- The Medicare Shared Savings Program, a value-based care purchasing initiative that aims to link provider payments to cost and quality, saved Medicare $1.8 billion last year, according to the CMS.
- That marks the sixth consecutive year the program has generated overall savings, and it’s the second-highest annual savings for Medicare since the MSSP launched in 2012.
- About 63% of participating accountable care organizations earned payments for their performance last year, and ACOs that earned more shared savings tended to have low revenues, according to the agency.
ACOs under the Shared Savings Program are groups of healthcare providers who work together to provide coordinated care to Medicare beneficiaries, avoiding unnecessary services, medical errors and avoidable utilization to lower spending.
In 2022, low-revenue ACOs saw $228 per capita in net savings, more than high-revenue organizations with $140 per capita. Low-revenue ACOs made up largely of primary care clinicians saw $294 per capita in net savings, according to the CMS.
Organizations in the program include more than 573,000 clinicians who care for almost 11 million people insured under the federal program geared toward seniors. Earlier this year, the agency said three of the government’s accountable care programs — which includes MSSP, ACO REACH and Kidney Care Choices — will cover more than 13.2 million people this year.

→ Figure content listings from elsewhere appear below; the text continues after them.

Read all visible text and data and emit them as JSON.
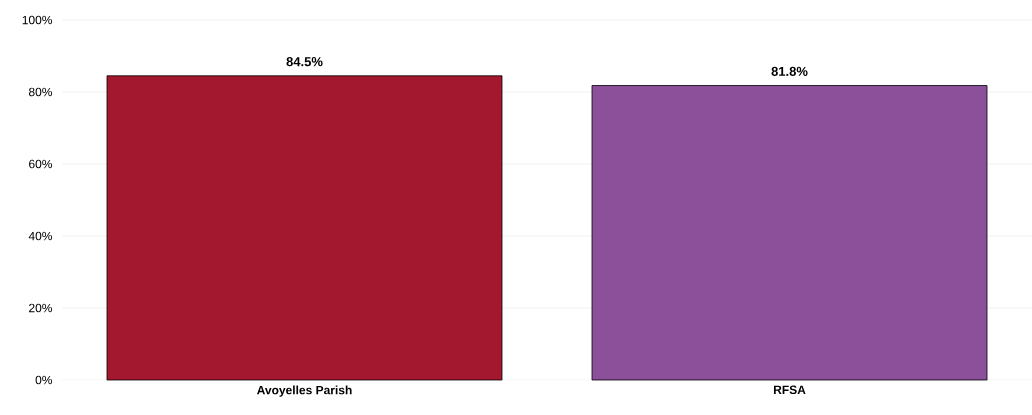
{
  "chart_data": {
    "type": "bar",
    "categories": [
      "Avoyelles Parish",
      "RFSA"
    ],
    "values": [
      84.5,
      81.8
    ],
    "colors": [
      "#a3182e",
      "#8c4f9a"
    ],
    "value_labels": [
      "84.5%",
      "81.8%"
    ],
    "ylim": [
      0,
      100
    ],
    "yticks": [
      {
        "value": 0,
        "label": "0%"
      },
      {
        "value": 20,
        "label": "20%"
      },
      {
        "value": 40,
        "label": "40%"
      },
      {
        "value": 60,
        "label": "60%"
      },
      {
        "value": 80,
        "label": "80%"
      },
      {
        "value": 100,
        "label": "100%"
      }
    ],
    "grid": "y"
  }
}
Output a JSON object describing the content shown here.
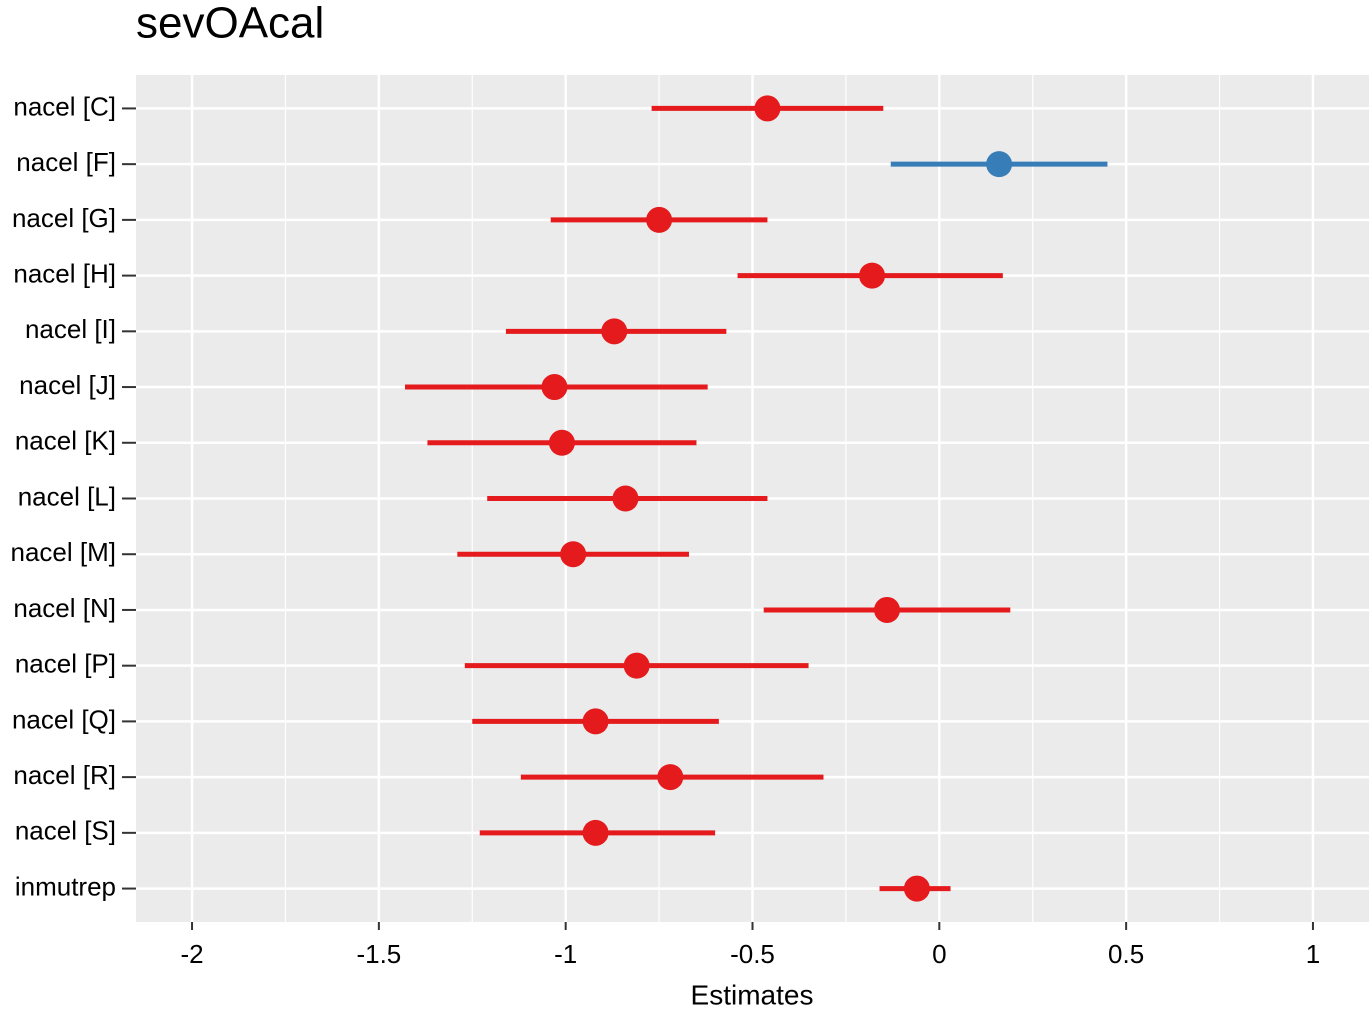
{
  "chart_data": {
    "type": "forest",
    "title": "sevOAcal",
    "x_label": "Estimates",
    "categories": [
      "nacel [C]",
      "nacel [F]",
      "nacel [G]",
      "nacel [H]",
      "nacel [I]",
      "nacel [J]",
      "nacel [K]",
      "nacel [L]",
      "nacel [M]",
      "nacel [N]",
      "nacel [P]",
      "nacel [Q]",
      "nacel [R]",
      "nacel [S]",
      "inmutrep"
    ],
    "values": [
      -0.46,
      0.16,
      -0.75,
      -0.18,
      -0.87,
      -1.03,
      -1.01,
      -0.84,
      -0.98,
      -0.14,
      -0.81,
      -0.92,
      -0.72,
      -0.92,
      -0.06
    ],
    "lower": [
      -0.77,
      -0.13,
      -1.04,
      -0.54,
      -1.16,
      -1.43,
      -1.37,
      -1.21,
      -1.29,
      -0.47,
      -1.27,
      -1.25,
      -1.12,
      -1.23,
      -0.16
    ],
    "upper": [
      -0.15,
      0.45,
      -0.46,
      0.17,
      -0.57,
      -0.62,
      -0.65,
      -0.46,
      -0.67,
      0.19,
      -0.35,
      -0.59,
      -0.31,
      -0.6,
      0.03
    ],
    "colors": [
      "#e41a1c",
      "#377eb8",
      "#e41a1c",
      "#e41a1c",
      "#e41a1c",
      "#e41a1c",
      "#e41a1c",
      "#e41a1c",
      "#e41a1c",
      "#e41a1c",
      "#e41a1c",
      "#e41a1c",
      "#e41a1c",
      "#e41a1c",
      "#e41a1c"
    ],
    "xlim": [
      -2.15,
      1.15
    ],
    "xticks": [
      -2,
      -1.5,
      -1,
      -0.5,
      0,
      0.5,
      1
    ],
    "grid": true
  }
}
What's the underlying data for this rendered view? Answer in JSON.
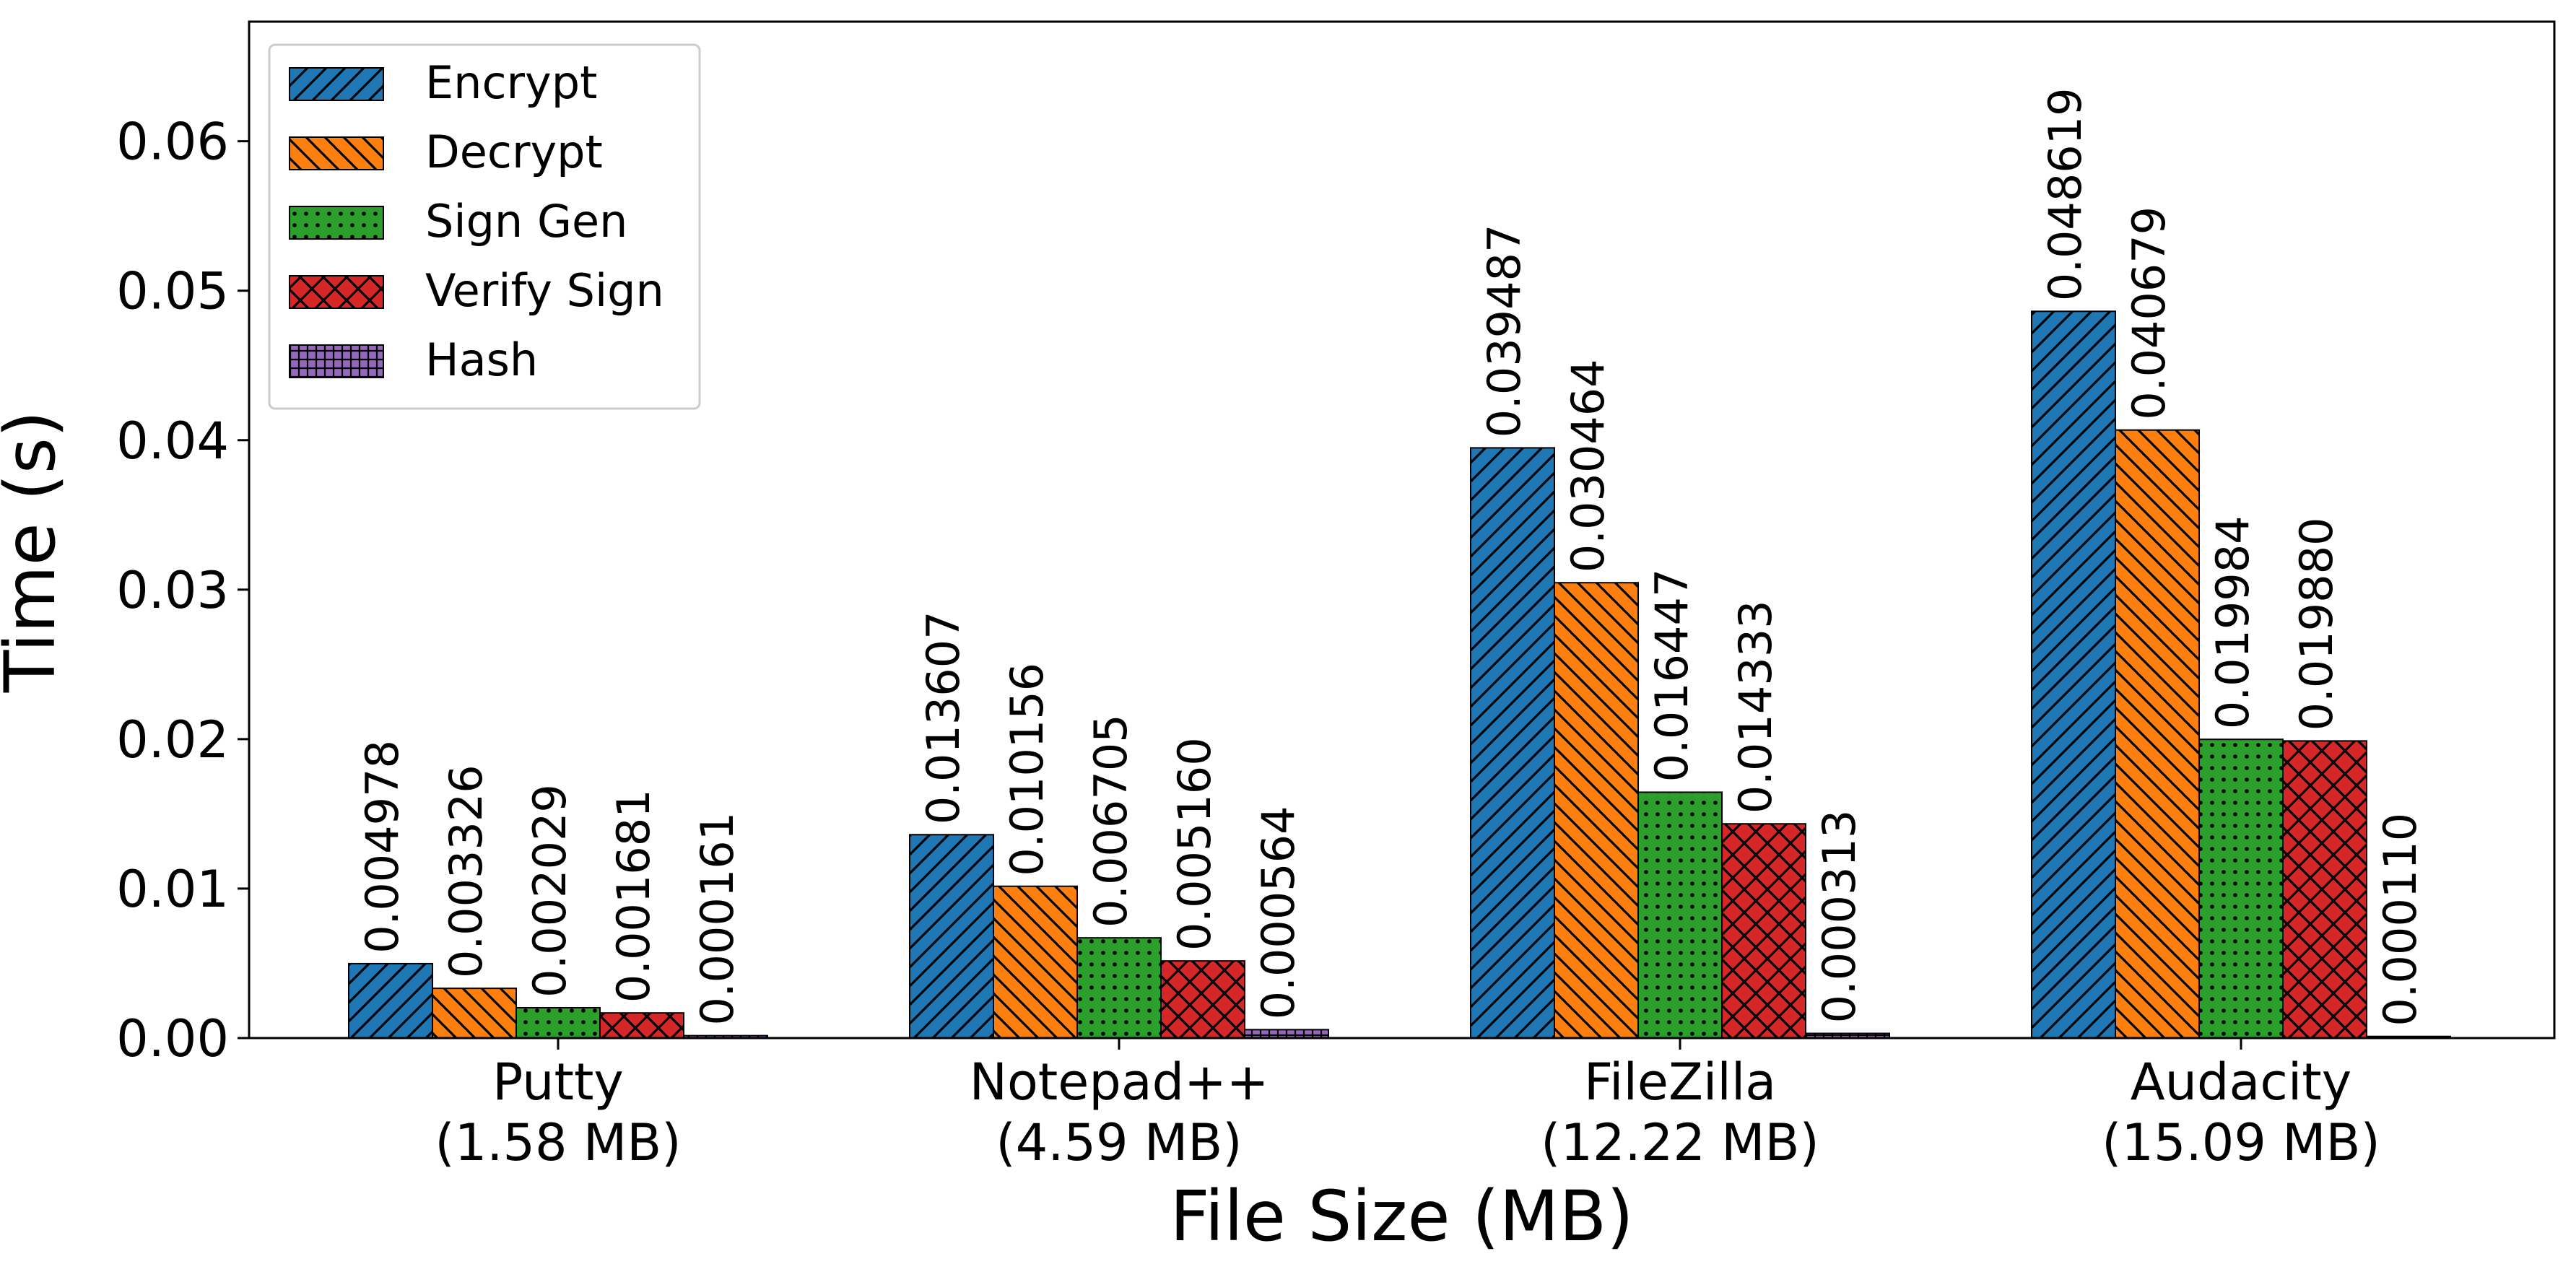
{
  "chart_data": {
    "type": "bar",
    "title": "",
    "xlabel": "File Size (MB)",
    "ylabel": "Time (s)",
    "ylim": [
      0,
      0.068
    ],
    "yticks": [
      0.0,
      0.01,
      0.02,
      0.03,
      0.04,
      0.05,
      0.06
    ],
    "ytick_labels": [
      "0.00",
      "0.01",
      "0.02",
      "0.03",
      "0.04",
      "0.05",
      "0.06"
    ],
    "grid": false,
    "legend_position": "top-left",
    "categories": [
      [
        "Putty",
        "(1.58 MB)"
      ],
      [
        "Notepad++",
        "(4.59 MB)"
      ],
      [
        "FileZilla",
        "(12.22 MB)"
      ],
      [
        "Audacity",
        "(15.09 MB)"
      ]
    ],
    "series": [
      {
        "name": "Encrypt",
        "color": "#1f77b4",
        "hatch": "diagonal",
        "values": [
          0.004978,
          0.013607,
          0.039487,
          0.048619
        ],
        "labels": [
          "0.004978",
          "0.013607",
          "0.039487",
          "0.048619"
        ]
      },
      {
        "name": "Decrypt",
        "color": "#ff7f0e",
        "hatch": "back-diagonal",
        "values": [
          0.003326,
          0.010156,
          0.030464,
          0.040679
        ],
        "labels": [
          "0.003326",
          "0.010156",
          "0.030464",
          "0.040679"
        ]
      },
      {
        "name": "Sign Gen",
        "color": "#2ca02c",
        "hatch": "dots",
        "values": [
          0.002029,
          0.006705,
          0.016447,
          0.019984
        ],
        "labels": [
          "0.002029",
          "0.006705",
          "0.016447",
          "0.019984"
        ]
      },
      {
        "name": "Verify Sign",
        "color": "#d62728",
        "hatch": "crosshatch",
        "values": [
          0.001681,
          0.00516,
          0.014333,
          0.01988
        ],
        "labels": [
          "0.001681",
          "0.005160",
          "0.014333",
          "0.019880"
        ]
      },
      {
        "name": "Hash",
        "color": "#9467bd",
        "hatch": "grid",
        "values": [
          0.000161,
          0.000564,
          0.000313,
          0.00011
        ],
        "labels": [
          "0.000161",
          "0.000564",
          "0.000313",
          "0.000110"
        ]
      }
    ]
  }
}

The CMS wants all traditional Medicare beneficiaries to be in an accountable care relationship by 2030. Earlier this year, CMS proposed updating the MSSP to include more people who receive care from nurse practitioners, physician assistants and clinical nurse specialists as well as changing benchmark methodology to encourage ACOs to care for medically complex beneficiaries.
Proponents of the program say the agency’s report shows that the government should double down on ACOs. The National Association of ACOs argued Congress should encourage participation in MSSP and other value-based care models by extending incentive payments for risk-bearing ACOs.
“Every year, the body of data on how ACOs are improving our fragmented health system grows, and this year is no different,” Clif Gaus, president and CEO of NAACOS, said in a statement. “ACOs continue to provide more of what patients want and deserve — affordable, high-quality, coordinated and personalized care.”
But participation in MSSP has fallen over the past several years. Participation peaked in 2018 with 561 organizations, and data from the CMS shows 482 ACOs were included last year. According to a release from January, 456 are participating in the program in 2023. The CMS argues changes from a recent payment rule will boost growth in the program.